Even though we may not be outwardly
engaged in all these sins mentioned in our text, we need to be
reminded of these other words of St. Paul, “let anyone who thinks
he stands take heed lest he fall” (1 Cor. 10:12). Satan loves to
drag Christians into the most shameful of sins in order to disgrace
the Church and her Lord.
On the other hand, quarreling and
jealousy are not normally considered to be shameful sins. Yet Paul
still lists them along with these other sins. Who among us has not
been guilty of these, contributing to strife in our families or
workplace, or being jealous of someone else? These, too, we need to
“cast off.”
After we take off our soiled clothes,
it’s time to put on fresh, clean clothes. “Cast off the works of
darkness and put on the armor of light.” Paul talks about the
armor of God available to Christians in Ephesians 6 and in a more
abbreviated fashion in 1 Thessalonians 5. But he gets right down to
business here and tells us that the armor that we wear is simply
Jesus and his righteousness. Jesus is the embodiment of this armor
of light. In the last verse of our text, Paul says to “put on the
Lord Jesus Christ and make no provision for the flesh, to gratify its
desires,” that is, the desires of our old sinful nature that are
opposed to God and his will.
You are I were clothed with Jesus and his
victorious death and resurrection in the waters of Baptism. We are
Christ’s men and women from head to toe. Moreover, when we daily
confess our sins to God, we daily clothe ourselves with Christ,
reminding ourselves of God’s promises given to us in Baptism.

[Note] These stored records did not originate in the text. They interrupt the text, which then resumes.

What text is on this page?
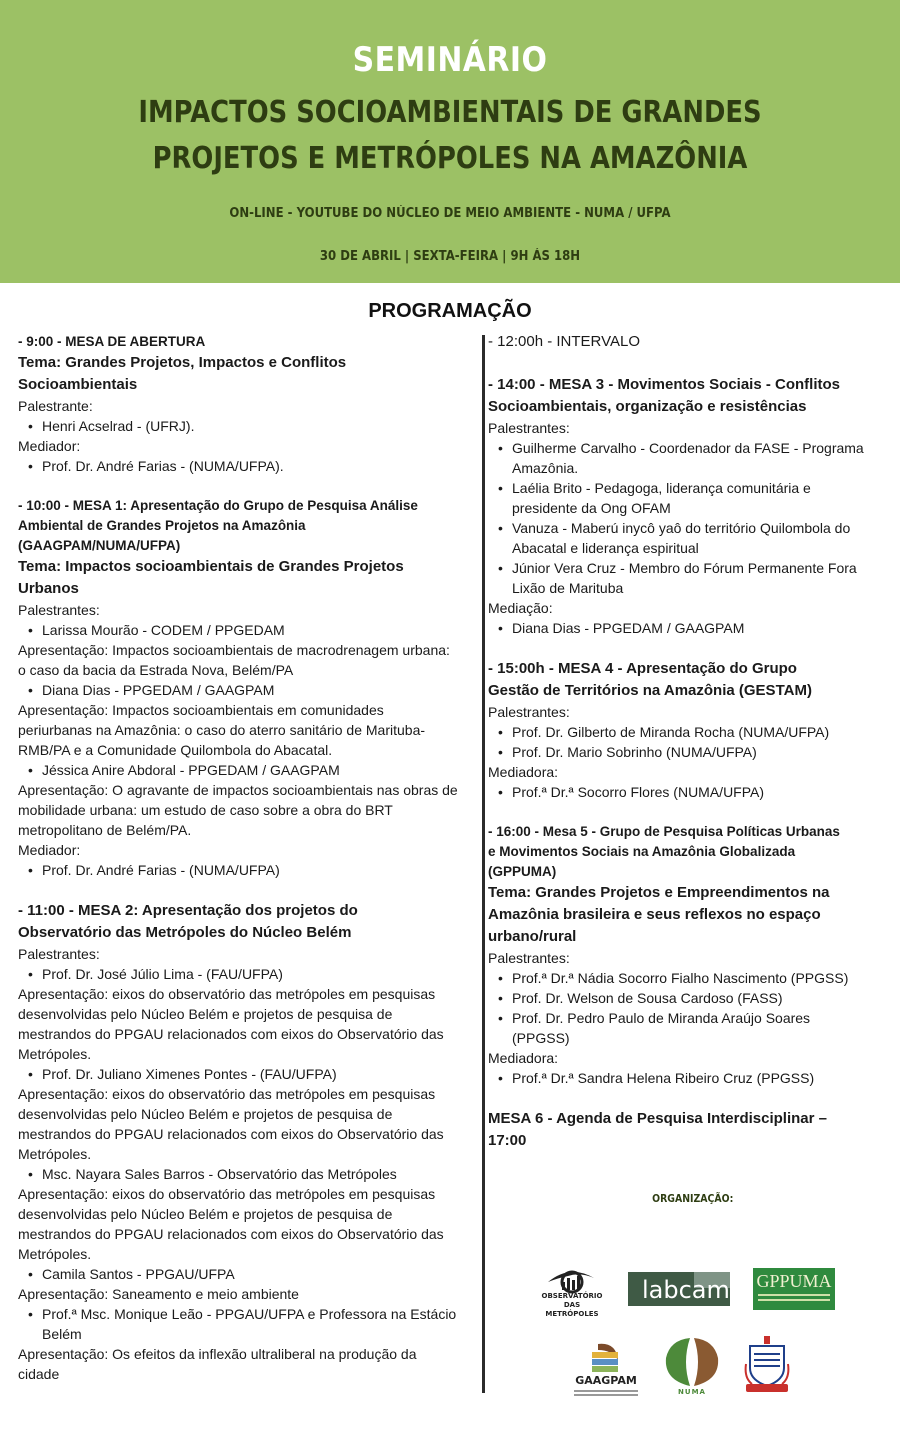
SEMINÁRIO
IMPACTOS SOCIOAMBIENTAIS DE GRANDES
PROJETOS E METRÓPOLES NA AMAZÔNIA
ON-LINE - YOUTUBE DO NÚCLEO DE MEIO AMBIENTE - NUMA / UFPA
30 DE ABRIL | SEXTA-FEIRA | 9H ÁS 18H
PROGRAMAÇÃO
- 9:00 - MESA DE ABERTURA
Tema: Grandes Projetos, Impactos e Conflitos
Socioambientais
Palestrante:
• Henri Acselrad - (UFRJ).
Mediador:
• Prof. Dr. André Farias - (NUMA/UFPA).
- 10:00 - MESA 1: Apresentação do Grupo de Pesquisa Análise
Ambiental de Grandes Projetos na Amazônia
(GAAGPAM/NUMA/UFPA)
Tema: Impactos socioambientais de Grandes Projetos
Urbanos
Palestrantes:
• Larissa Mourão - CODEM / PPGEDAM
Apresentação: Impactos socioambientais de macrodrenagem urbana:
o caso da bacia da Estrada Nova, Belém/PA
• Diana Dias - PPGEDAM / GAAGPAM
Apresentação: Impactos socioambientais em comunidades
periurbanas na Amazônia: o caso do aterro sanitário de Marituba-
RMB/PA e a Comunidade Quilombola do Abacatal.
• Jéssica Anire Abdoral - PPGEDAM / GAAGPAM
Apresentação: O agravante de impactos socioambientais nas obras de
mobilidade urbana: um estudo de caso sobre a obra do BRT
metropolitano de Belém/PA.
Mediador:
• Prof. Dr. André Farias - (NUMA/UFPA)
- 11:00 - MESA 2: Apresentação dos projetos do
Observatório das Metrópoles do Núcleo Belém
Palestrantes:
• Prof. Dr. José Júlio Lima - (FAU/UFPA)
Apresentação: eixos do observatório das metrópoles em pesquisas
desenvolvidas pelo Núcleo Belém e projetos de pesquisa de
mestrandos do PPGAU relacionados com eixos do Observatório das
Metrópoles.
• Prof. Dr. Juliano Ximenes Pontes - (FAU/UFPA)
Apresentação: eixos do observatório das metrópoles em pesquisas
desenvolvidas pelo Núcleo Belém e projetos de pesquisa de
mestrandos do PPGAU relacionados com eixos do Observatório das
Metrópoles.
• Msc. Nayara Sales Barros - Observatório das Metrópoles
Apresentação: eixos do observatório das metrópoles em pesquisas
desenvolvidas pelo Núcleo Belém e projetos de pesquisa de
mestrandos do PPGAU relacionados com eixos do Observatório das
Metrópoles.
• Camila Santos - PPGAU/UFPA
Apresentação: Saneamento e meio ambiente
• Prof.ª Msc. Monique Leão - PPGAU/UFPA e Professora na Estácio
Belém
Apresentação: Os efeitos da inflexão ultraliberal na produção da
cidade
- 12:00h - INTERVALO
- 14:00 - MESA 3 - Movimentos Sociais - Conflitos
Socioambientais, organização e resistências
Palestrantes:
• Guilherme Carvalho - Coordenador da FASE - Programa
Amazônia.
• Laélia Brito - Pedagoga, liderança comunitária e
presidente da Ong OFAM
• Vanuza - Maberú inycô yaô do território Quilombola do
Abacatal e liderança espiritual
• Júnior Vera Cruz - Membro do Fórum Permanente Fora
Lixão de Marituba
Mediação:
• Diana Dias - PPGEDAM / GAAGPAM
- 15:00h - MESA 4 - Apresentação do Grupo
Gestão de Territórios na Amazônia (GESTAM)
Palestrantes:
• Prof. Dr. Gilberto de Miranda Rocha (NUMA/UFPA)
• Prof. Dr. Mario Sobrinho (NUMA/UFPA)
Mediadora:
• Prof.ª Dr.ª Socorro Flores (NUMA/UFPA)
- 16:00 - Mesa 5 - Grupo de Pesquisa Políticas Urbanas
e Movimentos Sociais na Amazônia Globalizada
(GPPUMA)
Tema: Grandes Projetos e Empreendimentos na
Amazônia brasileira e seus reflexos no espaço
urbano/rural
Palestrantes:
• Prof.ª Dr.ª Nádia Socorro Fialho Nascimento (PPGSS)
• Prof. Dr. Welson de Sousa Cardoso (FASS)
• Prof. Dr. Pedro Paulo de Miranda Araújo Soares
(PPGSS)
Mediadora:
• Prof.ª Dr.ª Sandra Helena Ribeiro Cruz (PPGSS)
MESA 6 - Agenda de Pesquisa Interdisciplinar –
17:00
ORGANIZAÇÃO:
OBSERVATÓRIO
DAS METRÓPOLES
labcam GPPUMA
GAAGPAM
NUMA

Daily we take off our old, soiled, sinful garments in confession and
we put on the fresh, clean, holy clothes of Christ through trusting
in the Father’s promises of life and forgiveness through his Son.
Christmas is approaching, and you may be
thinking about what gifts you will receive. Some of you may be
getting new clothes for Christmas. Have you ever put on a new outfit
and looked at yourself in the mirror, and felt like a new person?
You have a new air of confidence about yourself, a new bounce in your
step. You walk out of the house holding your head high with a new
attitude.
Knowing that we have been clothed with
Christ, we can walk with a renewed will to “walk properly as in the
daytime.” And it’s much more than like having new clothes to
wear and a new attitude because of one’s external appearance. The
Holy Spirit works from the inside and remolds and reshapes us so that
we are enabled to trust the Lord, serve him, and obey him.
Our Savior never thought about how to
gratify himself. Everything he did was for the sake others … for
the sake of you. He became flesh. He lived in humble circumstances.
He endured temptation after temptation. When the disciples fell
asleep in the Garden of Gethsemane the night Jesus was betrayed,
Jesus remained awake and struggled in prayer, knowing where he was
headed. While most of Jerusalem slept, Jesus endured an all-night
trial, with accompanying beatings and mockings. By the time the city
was waking up in the morning, Jesus had already been condemned to
death and endured the pain and suffering of the cross. There he
became the embodiment of our sin, so in him we might become the
righteousness of God. There, Jesus endured God’s wrath so you and
I might know and have God’s priceless love. And though His body
“slept” in the tomb for three days, Jesus “woke up” again on
Easter morning as victor over death and the devil.
That was the sole purpose of his first
Advent. And the call goes out to “Wake Up,” to trust him and to
walk in his light, to be ready for his second Advent.